Este é parte de uma série de artigos sobre criptografia. Se este é o primeiro artigo que você encontra, eu recomendo começar do início da série.

Se você tem acompanhado a série, então já viu sua boa dose de loucuras criptográficas. Especialmente no artigo anterior. Ainda assim... Isso é apenas a ponta do iceberg.

Um iceberg
Não se preocupe. Nossa descida às profundezas será lenta e constante

muito mais para aprender. Podemos fazer muito mais com curvas elípticas (e grupos em geral, para ser justo). Em particular, assinaturas digitais têm algumas variantes elegantes que se mostram extremamente úteis no contexto certo. Este será o tópico do artigo de hoje.

Um Aviso Amigável

Acredito que é neste ponto da série onde a matemática fica um pouco mais apimentada que o usual. A complexidade dos protocolos que vão ser apresentados é um pouco maior. Se você está aqui apenas para ter uma ideia geral das técnicas criptográficas, então sugiro ler apenas a introdução de cada tópico. Farei o meu melhor para manter as introduções simples e autocontidas, para que forneçam uma boa ideia geral, sem o incômodo de entender a matemática.

Vamos lá!

Assinaturas Cegas

Em alguns casos, pode ser necessário assinar informações privadas. Por exemplo, em um sistema de votação, um usuário pode querer manter seu voto privado, mas exigir aprovação de algum terceiro. Este último teria que assinar o voto às cegas — sem saber qual é o voto do usuário.

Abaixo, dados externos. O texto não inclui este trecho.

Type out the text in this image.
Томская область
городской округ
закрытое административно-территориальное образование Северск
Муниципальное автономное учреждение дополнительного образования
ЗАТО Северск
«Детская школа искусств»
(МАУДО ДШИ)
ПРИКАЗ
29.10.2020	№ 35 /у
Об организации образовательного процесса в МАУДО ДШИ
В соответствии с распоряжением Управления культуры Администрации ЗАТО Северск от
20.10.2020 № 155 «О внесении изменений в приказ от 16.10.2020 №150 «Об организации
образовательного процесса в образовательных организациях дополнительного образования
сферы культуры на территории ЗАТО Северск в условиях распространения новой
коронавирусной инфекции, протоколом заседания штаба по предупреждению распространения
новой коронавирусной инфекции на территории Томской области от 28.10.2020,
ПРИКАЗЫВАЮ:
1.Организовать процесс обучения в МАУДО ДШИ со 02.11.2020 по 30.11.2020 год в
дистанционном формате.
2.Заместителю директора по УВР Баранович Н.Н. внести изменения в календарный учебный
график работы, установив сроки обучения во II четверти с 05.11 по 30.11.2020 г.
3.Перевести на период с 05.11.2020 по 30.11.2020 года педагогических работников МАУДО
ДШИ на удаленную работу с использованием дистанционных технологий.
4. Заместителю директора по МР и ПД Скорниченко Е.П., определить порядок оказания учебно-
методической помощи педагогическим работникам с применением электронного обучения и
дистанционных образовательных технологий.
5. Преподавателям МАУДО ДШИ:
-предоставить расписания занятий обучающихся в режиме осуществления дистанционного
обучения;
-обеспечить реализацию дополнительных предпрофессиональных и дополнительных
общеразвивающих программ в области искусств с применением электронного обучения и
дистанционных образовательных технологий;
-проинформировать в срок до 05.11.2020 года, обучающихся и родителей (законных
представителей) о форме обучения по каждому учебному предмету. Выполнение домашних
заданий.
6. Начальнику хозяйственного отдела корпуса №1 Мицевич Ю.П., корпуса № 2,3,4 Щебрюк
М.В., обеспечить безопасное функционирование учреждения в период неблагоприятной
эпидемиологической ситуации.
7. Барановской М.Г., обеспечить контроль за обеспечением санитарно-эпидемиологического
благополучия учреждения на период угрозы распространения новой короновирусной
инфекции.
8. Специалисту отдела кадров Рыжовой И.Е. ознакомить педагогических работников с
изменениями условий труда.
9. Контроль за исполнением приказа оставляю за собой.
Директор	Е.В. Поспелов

Claro, mesmo que isso seja tecnicamente possível, uma assinatura cega deve ser implementada com cuidado. Você não quer estar assinando às cegas uma transação que vai zerar sua conta!

Bob Esponja pedindo uma assinatura
Calma lá, cowboy

Ainda assim, quando as assinaturas cegas são necessárias, há muitas maneiras de construí-las. Uma possibilidade é adaptar esquemas de assinatura existentes. Em particular, adaptar assinaturas Schnorr é bastante simples. Vamos tentar isso!

O ponto é que André não sabe o que está assinando — ele vai ser solicitado por Bruna a assinar alguma mensagem MM que ela previamente cega ou mascara. E depois de criar a assinatura, Bruna tem uma maneira de desmascarar, para que a verificação funcione com sua mensagem original.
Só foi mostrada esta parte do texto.